10. In Tibetan classifications of Indian Buddhist thinkers, Śāntarakṣita was considered to be the quintessential exponent of the school of thought which was simply known as Yogācāra-Madhyamaka (rnal ‘byor spyod pa'i dbu ma pa) during the early period of Buddhism in Tibet, and later as “Yogācāra-Svātantrika-Madhyamaka” (rnal ‘byor spyod pa'i dbu ma rang rgyud pa). The terms retranslated into Sanskrit from the Tibetan are neologisms, never used by the actual Indian philosophers to whom they were applied.
11. Blumenthal, 2004. rgyu dang ‘bras bur gyur pa yang / shes pa ‘ba' zhig kho na ste / rang gis grub pa gang yin pa / de ni shes par gnas pa yin //.

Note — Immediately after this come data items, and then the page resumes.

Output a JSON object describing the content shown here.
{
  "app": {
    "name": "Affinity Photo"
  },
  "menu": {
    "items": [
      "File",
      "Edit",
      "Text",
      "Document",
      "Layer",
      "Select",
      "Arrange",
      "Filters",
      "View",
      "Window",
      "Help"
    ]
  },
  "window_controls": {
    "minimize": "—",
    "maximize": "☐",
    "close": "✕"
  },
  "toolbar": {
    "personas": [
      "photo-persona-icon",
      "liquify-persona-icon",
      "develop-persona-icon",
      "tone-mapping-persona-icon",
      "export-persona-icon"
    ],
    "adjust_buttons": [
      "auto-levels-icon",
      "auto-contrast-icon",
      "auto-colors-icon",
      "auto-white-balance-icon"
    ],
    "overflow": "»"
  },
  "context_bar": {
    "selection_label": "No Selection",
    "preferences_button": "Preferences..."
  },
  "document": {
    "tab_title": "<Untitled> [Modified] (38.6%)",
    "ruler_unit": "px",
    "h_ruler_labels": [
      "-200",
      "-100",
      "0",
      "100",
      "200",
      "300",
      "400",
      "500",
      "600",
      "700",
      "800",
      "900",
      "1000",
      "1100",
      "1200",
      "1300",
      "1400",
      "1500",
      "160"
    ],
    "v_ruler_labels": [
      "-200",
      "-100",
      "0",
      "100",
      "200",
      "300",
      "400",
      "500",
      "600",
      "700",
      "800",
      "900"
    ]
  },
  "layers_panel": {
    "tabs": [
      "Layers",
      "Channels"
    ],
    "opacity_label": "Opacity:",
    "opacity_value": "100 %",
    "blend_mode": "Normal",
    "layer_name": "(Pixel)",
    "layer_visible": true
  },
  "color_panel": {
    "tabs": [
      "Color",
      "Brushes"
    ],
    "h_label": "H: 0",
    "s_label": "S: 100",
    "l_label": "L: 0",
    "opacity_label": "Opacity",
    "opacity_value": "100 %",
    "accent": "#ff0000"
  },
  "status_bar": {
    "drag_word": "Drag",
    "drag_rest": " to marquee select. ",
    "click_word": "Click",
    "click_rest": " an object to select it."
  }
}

12. Ibid. 284. sems tsam la na brten nas su / phyi rol dngos med shes par bya / tshul ‘dir brten nas de la yang / shin tu bdag med shes par bya //.
13. For a detailed treatment of this process, see Blumenthal (2004).
14. Sara McClintock discusses Śāntarakṣita's use of sliding scales of analysis in his application of logical form in McClintock (2003) and (2010). Blumenthal (2004) discusses the use of shifting provisionalities in MA as well. Georges Dreyfus discusses a similar utilization of sliding scales in the works of Dharmakīrti in Dreyfus (1997).
15. The tradition of logico-epistemological discourse, including both Buddhist and non-Buddhist proponents is often referred to by the Sanskrit neologism, “pramāṇavāda” in reference to this discourse on pramāṇas, means of valid knowledge.
16. The pre-Dignāga Nyāyā school proposed four types of pramāṇa: perception, inference, verbal testimony, and analogy.
17. There are four types of perception put forth by Dignāga and subsequent pramāṇavāda thinkers, all of which cognize particulars (svalakṣaṇa): sense perception, mental perception, self-cognizing cognition, and yogic direct perception.
18. Every inference has three key components: a subject (dharmin), a predicate (sādhyadharma), and a reason (hetu). There is also an optional example (dṛṣṭānta) given at the end. Perhaps the most common example in Buddhist literature of an inference (anumāna) would be, “Sound is impermanent because it is a product, like a pot.” In this case, “sound” is the subject, “is impermanent,” is the predicate, and “because it is a product,” is the reason. In order for the reason to be considered valid, it must meet three modes of criterion (trirūpya). The first is that the subject has the property of the reason (pakṣadharmatā). In this example, the first criterion is satisfied if all instances of sound actually are (i.e., “have the property of”) products. The second criterion is know as the forward pervasion (anvayavyāpti). This is the first of a two part examination of the relationship between the predicate and the reason. This criterion is satisfied if all instances of the predicate are pervaded by the reason, or in the given example, if all impermanent things are included among, or pervaded by, the category of things that are produced. In Buddhist discourse, a ‘product’ refers to a phenomena that is produced by causes and conditions. The final criterion is the counter pervasion (vyatirekavyāpti) and this is satisfied if there are no instances of the reason that are not also instances of the predicate. In the given example, if there are not products that are not impermanent, then this criterion is satisfied.
19. Dreyfus 1997 and Hattori 1980 both emphasize the importance of the psychological dimension to Śāntarakṣita's exclusion theory.